Reading LaHaye's blockbusters about the Rapture
Published 04.20.05
How do you commence with the end times?

Start at the beginning by reading Left Behind, the first book in a series of religious techno-thrillers. Co-authors Tim LaHaye and Jerry B. Jenkins launched a franchise whose popularity approaches biblical proportions: The New York Times estimates the 12 books have sold 50 million copies, and that doesn't include movie tie-ins, children's spin-offs, etc.

Imagine shuffling pages from Revelations into a mass market, Tom Clancy-style airport paperback, and you'll get a sense of the Left Behind experience. The book begins when the Rapture happens. Millions of good Christians vanish into thin air. The remaining population stands around going "Whaaa ...?" and then sees the first signs of Armageddon: geopolitical strife, weird weather, and the rise of a Romanian Robert Redford look-alike named Nicolae Carpathia who is actually the Antichrist and plans to use the United Nations for global dominion.

On the side of the angels are a band of former atheists, lapsed church-goers and even a priest who lost faith. They renew their faith in God and form a secret resistance cell.

Calling themselves the "Tribulation Force," the good guys oppose the Antichrist and convert people to Christianity before the Second Coming. With its spectacular disasters and globe-trotting story, Left Behind has spectacle to spare, but the prose and characterization hover just below the level of your average "Star Trek" novel.

Like The Da Vinci Code, Left Behind provides a shlocky pop pretext for thinking about churchy issues.
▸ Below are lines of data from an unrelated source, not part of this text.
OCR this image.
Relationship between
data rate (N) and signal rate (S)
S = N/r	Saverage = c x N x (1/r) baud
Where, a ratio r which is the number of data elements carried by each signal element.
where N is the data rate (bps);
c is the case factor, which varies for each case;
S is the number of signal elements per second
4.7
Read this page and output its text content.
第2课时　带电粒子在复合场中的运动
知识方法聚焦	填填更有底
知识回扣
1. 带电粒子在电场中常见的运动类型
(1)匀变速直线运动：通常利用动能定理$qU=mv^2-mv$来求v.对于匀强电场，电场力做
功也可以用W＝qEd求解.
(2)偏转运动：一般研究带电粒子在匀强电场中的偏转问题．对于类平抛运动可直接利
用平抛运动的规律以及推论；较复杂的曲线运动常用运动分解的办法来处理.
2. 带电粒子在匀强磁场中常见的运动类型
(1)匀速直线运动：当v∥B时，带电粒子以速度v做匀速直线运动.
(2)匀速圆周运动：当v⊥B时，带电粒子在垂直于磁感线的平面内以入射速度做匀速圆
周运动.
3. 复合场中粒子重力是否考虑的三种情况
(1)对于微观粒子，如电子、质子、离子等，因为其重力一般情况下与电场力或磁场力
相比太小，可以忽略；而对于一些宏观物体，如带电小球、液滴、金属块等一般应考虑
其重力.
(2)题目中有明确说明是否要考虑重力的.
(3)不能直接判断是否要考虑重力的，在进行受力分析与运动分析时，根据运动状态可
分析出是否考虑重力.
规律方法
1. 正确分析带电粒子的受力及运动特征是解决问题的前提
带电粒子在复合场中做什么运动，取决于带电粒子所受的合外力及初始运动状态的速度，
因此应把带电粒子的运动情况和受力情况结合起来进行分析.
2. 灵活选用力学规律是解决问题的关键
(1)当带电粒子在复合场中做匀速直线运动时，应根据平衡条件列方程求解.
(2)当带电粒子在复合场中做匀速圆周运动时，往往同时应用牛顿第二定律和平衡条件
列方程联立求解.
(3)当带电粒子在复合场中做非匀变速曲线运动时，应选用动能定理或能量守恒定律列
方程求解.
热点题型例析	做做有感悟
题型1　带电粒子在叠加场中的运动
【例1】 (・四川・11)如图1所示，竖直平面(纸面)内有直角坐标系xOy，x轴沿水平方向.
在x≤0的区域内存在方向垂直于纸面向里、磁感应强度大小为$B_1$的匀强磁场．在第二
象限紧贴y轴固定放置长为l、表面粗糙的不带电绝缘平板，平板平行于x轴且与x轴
Much as their early Christian counterparts overcame Roman oppression, Left Behind's downtrodden heroes unite against evil. It's like getting a Sunday church service and an action movie in a single sitting.

But there's an essential weirdness to it. The avowedly Christian narrative permits no profanity and virtually no displays of sinfulness, beyond the Antichrist executing people. Nothing in Left Behind would disqualify it for a Christian TV adaptation (although the heroes' porn-star names, like Buck Williams and Rayford Steele, suggest the escape of some darker literary impulses).
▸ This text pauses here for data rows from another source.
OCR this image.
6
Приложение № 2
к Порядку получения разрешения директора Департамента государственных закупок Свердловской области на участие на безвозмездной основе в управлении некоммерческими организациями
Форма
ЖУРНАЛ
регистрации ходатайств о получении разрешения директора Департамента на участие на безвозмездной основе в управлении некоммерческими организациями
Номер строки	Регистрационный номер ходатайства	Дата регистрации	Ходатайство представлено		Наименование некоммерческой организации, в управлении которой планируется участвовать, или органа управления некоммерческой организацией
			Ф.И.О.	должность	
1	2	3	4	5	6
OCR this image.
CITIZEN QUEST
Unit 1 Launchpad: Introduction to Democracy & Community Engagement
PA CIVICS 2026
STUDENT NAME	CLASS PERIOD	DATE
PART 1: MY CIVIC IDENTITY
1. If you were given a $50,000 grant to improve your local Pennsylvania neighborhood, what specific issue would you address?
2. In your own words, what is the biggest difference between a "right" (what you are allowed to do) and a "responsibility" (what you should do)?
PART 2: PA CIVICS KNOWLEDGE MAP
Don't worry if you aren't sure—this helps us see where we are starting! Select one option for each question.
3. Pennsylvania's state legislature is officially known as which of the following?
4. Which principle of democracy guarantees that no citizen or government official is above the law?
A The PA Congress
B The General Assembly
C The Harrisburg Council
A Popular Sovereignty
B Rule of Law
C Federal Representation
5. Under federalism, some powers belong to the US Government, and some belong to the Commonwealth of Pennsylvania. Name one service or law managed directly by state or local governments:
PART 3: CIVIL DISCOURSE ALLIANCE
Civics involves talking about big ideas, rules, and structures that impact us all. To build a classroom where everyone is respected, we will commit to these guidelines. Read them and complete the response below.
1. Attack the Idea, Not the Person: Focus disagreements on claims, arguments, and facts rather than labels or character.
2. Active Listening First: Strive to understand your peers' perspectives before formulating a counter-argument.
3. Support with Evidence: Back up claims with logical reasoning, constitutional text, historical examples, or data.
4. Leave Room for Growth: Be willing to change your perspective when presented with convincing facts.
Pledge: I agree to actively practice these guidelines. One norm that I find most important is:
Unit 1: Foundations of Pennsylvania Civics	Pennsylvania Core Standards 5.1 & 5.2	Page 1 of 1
Artists as disparate as Graham Greene and Martin Scorsese have explored the redemption of deeply sinful characters, but Left Behind presents a fairly tame bunch of folks who start out as "fallen." Airline pilot Rayford was "left behind" because he had lust in his heart for a comely stewardess - but never acted on it. "Not only was he guilty of lusting after a woman to whom he had no right, but he was still such a klutz he hadn't even known how to pursue her."

Leaving behind the notion of what "rights" Rayford would have for a woman, if a character never did anything bad, and if he subsequently resisted temptation with such ease, does his redemption really mean that much?

For a story of Earth on the brink of Judgment Day, the stakes in Left Behind seem surprisingly small. Can the apocalypse really be rated G?

Left Behind: A Novel of the Earth's Last Days. By Tim LaHaye and Jerry B. Jenkins. Tyndale House Publishers. $14.99. 320 pages.